As you explore the composition, you'll discover. White Flag is an encaustic. The process of encaustic was mostly abandoned in the Middle Ages. It is the application of hot, melted wax mixed with pigments and applied to a flat surface.2 Rather than applying the encaustic directly to the raw canvas (which you’ll notice is actually three separate canvases) Johns collaged the surface with newspaper.

The brushstrokes are wide, which match the enormous size of the painting, and a little wild—but equal all across the canvas giving the work a sense of movement and a lack of focal point. You can tell that the encaustic was applied to the painting upright by the vertical drippings. You can also see how quickly hot wax dries by the uneven texture—some areas are very cakey and thick while other thin areas are smooth and translucent.
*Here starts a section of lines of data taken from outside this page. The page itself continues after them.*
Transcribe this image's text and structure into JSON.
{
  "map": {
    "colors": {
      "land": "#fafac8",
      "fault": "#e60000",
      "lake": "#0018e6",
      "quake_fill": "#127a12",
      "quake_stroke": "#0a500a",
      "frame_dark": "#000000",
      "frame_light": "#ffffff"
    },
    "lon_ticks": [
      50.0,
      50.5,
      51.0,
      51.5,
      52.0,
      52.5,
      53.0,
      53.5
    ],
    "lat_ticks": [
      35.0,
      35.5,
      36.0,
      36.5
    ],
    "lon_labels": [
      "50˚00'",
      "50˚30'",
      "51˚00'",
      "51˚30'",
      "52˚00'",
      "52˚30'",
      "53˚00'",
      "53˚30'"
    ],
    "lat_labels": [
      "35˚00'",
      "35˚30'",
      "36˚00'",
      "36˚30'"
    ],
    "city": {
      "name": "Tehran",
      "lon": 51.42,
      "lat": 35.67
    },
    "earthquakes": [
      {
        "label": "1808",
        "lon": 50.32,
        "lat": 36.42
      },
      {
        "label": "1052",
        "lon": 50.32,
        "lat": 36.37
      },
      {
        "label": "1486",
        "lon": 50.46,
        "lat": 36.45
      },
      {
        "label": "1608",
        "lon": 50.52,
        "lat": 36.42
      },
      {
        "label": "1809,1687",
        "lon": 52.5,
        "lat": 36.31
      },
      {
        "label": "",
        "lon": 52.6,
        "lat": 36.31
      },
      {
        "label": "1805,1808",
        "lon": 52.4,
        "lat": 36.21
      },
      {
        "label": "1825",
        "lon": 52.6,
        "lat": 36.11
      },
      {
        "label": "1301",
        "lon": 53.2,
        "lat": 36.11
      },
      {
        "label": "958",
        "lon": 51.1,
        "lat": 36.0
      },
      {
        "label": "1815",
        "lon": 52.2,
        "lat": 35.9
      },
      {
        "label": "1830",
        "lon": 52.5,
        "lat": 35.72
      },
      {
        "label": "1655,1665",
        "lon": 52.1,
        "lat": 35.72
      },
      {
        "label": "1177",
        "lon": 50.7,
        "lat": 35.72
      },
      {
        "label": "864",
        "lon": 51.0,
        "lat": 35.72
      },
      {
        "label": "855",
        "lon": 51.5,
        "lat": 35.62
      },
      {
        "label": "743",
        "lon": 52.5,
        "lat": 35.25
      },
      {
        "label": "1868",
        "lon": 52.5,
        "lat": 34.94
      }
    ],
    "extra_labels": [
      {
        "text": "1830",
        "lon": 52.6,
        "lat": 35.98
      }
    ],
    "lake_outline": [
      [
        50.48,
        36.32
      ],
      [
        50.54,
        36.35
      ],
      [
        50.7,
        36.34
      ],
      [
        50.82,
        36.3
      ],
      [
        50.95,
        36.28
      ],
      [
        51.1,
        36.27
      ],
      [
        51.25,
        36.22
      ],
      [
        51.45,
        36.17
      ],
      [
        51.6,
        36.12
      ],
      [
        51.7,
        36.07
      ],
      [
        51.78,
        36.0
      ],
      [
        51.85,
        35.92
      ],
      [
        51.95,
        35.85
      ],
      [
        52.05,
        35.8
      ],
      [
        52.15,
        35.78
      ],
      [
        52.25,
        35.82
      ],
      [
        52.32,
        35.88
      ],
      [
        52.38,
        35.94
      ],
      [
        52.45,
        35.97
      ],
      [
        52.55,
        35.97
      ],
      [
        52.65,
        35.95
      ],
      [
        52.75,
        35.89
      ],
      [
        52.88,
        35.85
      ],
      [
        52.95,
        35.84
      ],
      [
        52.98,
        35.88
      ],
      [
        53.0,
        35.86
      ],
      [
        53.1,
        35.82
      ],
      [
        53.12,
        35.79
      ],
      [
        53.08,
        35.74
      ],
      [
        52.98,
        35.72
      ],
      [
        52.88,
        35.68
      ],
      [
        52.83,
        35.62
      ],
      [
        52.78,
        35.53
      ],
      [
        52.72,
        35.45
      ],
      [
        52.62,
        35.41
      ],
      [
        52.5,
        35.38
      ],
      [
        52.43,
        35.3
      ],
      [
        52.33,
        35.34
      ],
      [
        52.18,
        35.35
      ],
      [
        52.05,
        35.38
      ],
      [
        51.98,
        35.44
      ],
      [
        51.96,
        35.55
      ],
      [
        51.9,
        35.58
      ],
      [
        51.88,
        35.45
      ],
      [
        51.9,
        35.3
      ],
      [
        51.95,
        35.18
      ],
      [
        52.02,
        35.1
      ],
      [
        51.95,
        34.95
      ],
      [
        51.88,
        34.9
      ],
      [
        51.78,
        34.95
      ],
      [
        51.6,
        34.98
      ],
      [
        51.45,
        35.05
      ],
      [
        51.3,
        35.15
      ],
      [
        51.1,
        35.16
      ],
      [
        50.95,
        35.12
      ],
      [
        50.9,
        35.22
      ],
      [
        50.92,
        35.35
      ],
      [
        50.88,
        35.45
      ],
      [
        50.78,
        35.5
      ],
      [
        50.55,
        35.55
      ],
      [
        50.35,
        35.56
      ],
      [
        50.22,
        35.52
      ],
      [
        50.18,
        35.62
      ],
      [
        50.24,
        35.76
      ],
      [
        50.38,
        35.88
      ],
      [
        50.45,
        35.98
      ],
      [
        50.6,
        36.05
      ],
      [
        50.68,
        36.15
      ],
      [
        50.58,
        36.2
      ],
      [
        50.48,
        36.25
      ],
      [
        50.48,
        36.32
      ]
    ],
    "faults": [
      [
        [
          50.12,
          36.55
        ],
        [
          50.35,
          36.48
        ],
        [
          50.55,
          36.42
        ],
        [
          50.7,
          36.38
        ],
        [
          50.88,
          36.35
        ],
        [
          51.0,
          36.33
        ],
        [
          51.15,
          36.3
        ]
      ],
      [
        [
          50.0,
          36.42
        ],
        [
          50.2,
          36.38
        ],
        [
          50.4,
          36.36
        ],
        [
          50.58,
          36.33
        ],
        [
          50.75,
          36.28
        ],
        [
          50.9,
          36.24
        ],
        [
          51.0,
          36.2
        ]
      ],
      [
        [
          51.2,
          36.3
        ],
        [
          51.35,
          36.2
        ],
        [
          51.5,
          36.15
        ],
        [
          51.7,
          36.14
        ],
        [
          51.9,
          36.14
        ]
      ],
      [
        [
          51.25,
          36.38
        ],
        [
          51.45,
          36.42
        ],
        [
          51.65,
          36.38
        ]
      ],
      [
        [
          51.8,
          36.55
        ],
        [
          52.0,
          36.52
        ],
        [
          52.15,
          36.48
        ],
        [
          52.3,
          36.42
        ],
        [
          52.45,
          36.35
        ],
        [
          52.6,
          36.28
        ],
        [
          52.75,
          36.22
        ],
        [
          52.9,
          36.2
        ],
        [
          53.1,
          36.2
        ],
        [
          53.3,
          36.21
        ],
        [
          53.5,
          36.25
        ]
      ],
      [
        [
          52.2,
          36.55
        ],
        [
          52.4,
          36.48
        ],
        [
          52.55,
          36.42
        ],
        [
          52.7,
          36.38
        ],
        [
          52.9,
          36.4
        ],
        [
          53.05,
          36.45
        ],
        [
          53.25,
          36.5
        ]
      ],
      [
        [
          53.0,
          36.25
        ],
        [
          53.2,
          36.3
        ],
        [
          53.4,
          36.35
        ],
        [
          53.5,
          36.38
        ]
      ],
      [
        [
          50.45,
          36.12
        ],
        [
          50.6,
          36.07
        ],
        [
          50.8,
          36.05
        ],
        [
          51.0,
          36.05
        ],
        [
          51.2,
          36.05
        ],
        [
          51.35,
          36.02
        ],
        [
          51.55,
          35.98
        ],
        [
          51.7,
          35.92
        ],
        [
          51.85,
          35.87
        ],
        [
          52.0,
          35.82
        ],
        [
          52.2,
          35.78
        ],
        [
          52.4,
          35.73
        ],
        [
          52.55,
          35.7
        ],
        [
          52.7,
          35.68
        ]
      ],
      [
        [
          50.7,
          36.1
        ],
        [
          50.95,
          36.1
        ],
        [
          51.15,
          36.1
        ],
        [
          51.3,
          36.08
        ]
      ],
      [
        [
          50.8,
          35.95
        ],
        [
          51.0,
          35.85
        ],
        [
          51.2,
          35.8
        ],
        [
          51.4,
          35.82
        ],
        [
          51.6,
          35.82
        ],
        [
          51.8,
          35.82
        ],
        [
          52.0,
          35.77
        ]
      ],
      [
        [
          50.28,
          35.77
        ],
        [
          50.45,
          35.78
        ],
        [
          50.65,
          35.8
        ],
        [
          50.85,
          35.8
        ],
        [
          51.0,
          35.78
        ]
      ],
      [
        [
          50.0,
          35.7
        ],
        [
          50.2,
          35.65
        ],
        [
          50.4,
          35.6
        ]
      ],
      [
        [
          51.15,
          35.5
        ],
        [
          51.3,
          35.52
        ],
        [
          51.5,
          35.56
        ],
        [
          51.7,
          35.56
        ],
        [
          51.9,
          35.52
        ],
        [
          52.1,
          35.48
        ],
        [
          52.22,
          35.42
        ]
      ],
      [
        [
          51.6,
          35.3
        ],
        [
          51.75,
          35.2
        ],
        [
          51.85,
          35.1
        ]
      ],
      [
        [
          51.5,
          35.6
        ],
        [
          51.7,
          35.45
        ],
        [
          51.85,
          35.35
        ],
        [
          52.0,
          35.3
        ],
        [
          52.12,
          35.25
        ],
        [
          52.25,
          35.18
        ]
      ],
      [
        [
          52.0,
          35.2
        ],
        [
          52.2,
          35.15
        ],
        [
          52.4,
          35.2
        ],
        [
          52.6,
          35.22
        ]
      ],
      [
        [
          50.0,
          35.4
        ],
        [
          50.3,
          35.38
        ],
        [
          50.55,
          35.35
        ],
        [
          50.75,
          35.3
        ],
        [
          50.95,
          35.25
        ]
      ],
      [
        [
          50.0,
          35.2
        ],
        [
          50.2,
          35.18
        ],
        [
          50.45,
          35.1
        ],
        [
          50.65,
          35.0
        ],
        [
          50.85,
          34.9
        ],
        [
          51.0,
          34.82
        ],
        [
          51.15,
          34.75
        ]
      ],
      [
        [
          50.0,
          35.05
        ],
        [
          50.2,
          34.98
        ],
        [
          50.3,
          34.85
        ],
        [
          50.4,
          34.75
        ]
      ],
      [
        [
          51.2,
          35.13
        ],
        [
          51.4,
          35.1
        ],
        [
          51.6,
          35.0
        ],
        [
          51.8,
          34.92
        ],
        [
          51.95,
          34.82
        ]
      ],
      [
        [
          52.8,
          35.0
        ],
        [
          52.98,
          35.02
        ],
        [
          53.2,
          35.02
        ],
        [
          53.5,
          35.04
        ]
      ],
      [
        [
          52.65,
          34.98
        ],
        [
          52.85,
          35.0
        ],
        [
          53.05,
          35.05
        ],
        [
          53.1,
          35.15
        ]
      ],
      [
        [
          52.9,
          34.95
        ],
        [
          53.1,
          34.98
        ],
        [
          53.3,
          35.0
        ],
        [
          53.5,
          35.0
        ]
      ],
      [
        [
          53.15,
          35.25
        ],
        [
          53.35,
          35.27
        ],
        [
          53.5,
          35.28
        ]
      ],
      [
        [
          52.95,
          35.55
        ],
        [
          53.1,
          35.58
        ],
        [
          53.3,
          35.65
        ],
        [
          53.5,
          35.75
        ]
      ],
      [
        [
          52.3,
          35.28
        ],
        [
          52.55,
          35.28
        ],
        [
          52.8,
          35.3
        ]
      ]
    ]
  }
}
In the areas where the newsprint shows through you can make out “Lexington at 89th St,” which reminds us of White Flag’s creation in New York. The newspaper is not all in one direction: some are sideways, some are upside down; nor are they all articles, some comics show through as well. The newspaper is applied in brick-like rectangles except for one incongruous strip. Once a mover came to Johns’ place and leaned against White Flag; he didn’t even see it hanging on the white brick wall because it blended right in.3

Stuck in the wax is a very small piece of what I think might be a leaf (if not, maybe construction paper). Have you all seen the movie Jurassic Park, with the insect in amber? That’s what this painting is sort of like, once he applied the wax everything has been frozen in time. And just as insects are “seen and not looked at” until trapped in something beautiful like amber and their familiarity is challenged, so to is the familiarity of the American flag challenged by Jasper Johns in his White Flag.




1Francis, Richard. Modern Master Series: Jasper Johns. New York: Abbeville Press, 1984.
2Boudaille, Georges. Jasper Johns. New York: Rizzoli, 1989.
3Jasper Johns: Writings, Sketchbook Notes, Interviews. Comp. Christel Hollevoet. Ed. Kirk Varnedoe. New York: The Museum of Modern Art, 1996.